I write out the story for my meetings on a notepad as soon as I’ve scheduled them. I review that story the day before and the day of the meeting.
Don’t Try To Be My Best Friend
My meetings are always friendly. My meetings are welcoming and down to earth. But my meetings serve a purpose. They’re not a binding experience for a budding friendship.
I had someone today tell me that they wanted me to turn on my Skype cam because face to face contact helps people to bond. I did not turn on my Skype cam. I was not there to bond. I was there to get something done.
People spend (waste) too much time on this fluff, and let go of the purpose of their meeting, forget why they’re meeting in the first place.

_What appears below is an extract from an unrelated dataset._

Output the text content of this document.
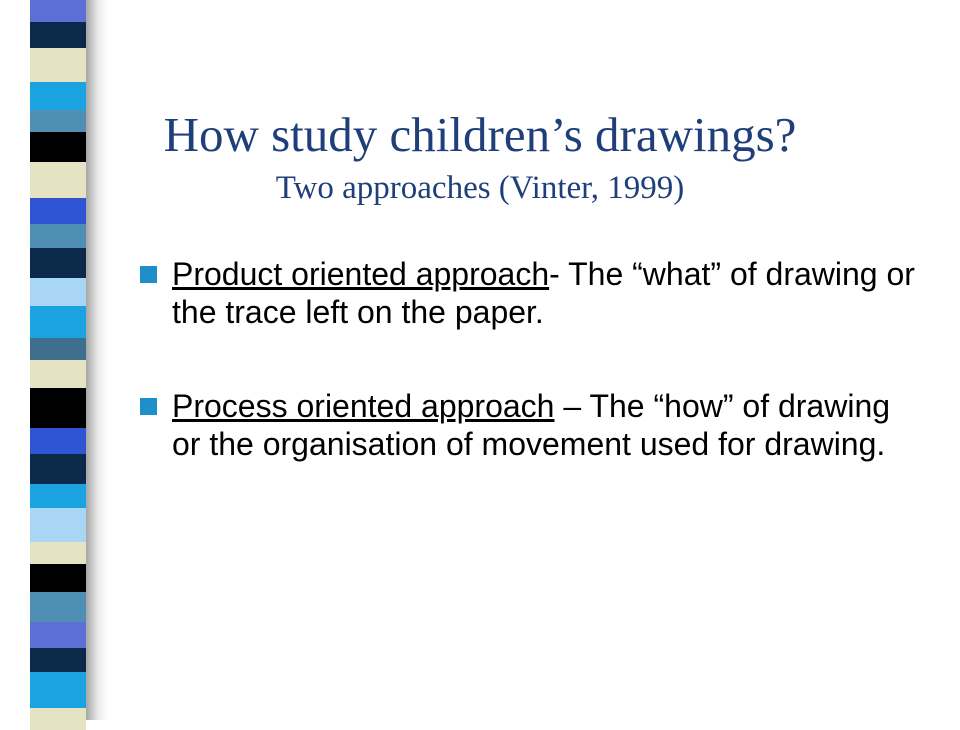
How study children’s drawings?
Two approaches (Vinter, 1999)
Product oriented approach- The “what” of drawing or the trace left on the paper.
Process oriented approach – The “how” of drawing or the organisation of movement used for drawing.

You don’t want to be my friend. You want to get something done. You feel better about asking for something or passing something out if you feel we’ve built some kind of friendship but that’s not going to help either of us have a positive experience.
The fact is meetings aren’t free. I don’t say that my time is money, because money isn’t anywhere near as precious as time. You can always make more money but you can never make more time. Once it’s gone, it’s gone for good. So if I’m sacrificing time that could be spent with the people I love, doing the things I love, I want it to be as productive and efficient as possible.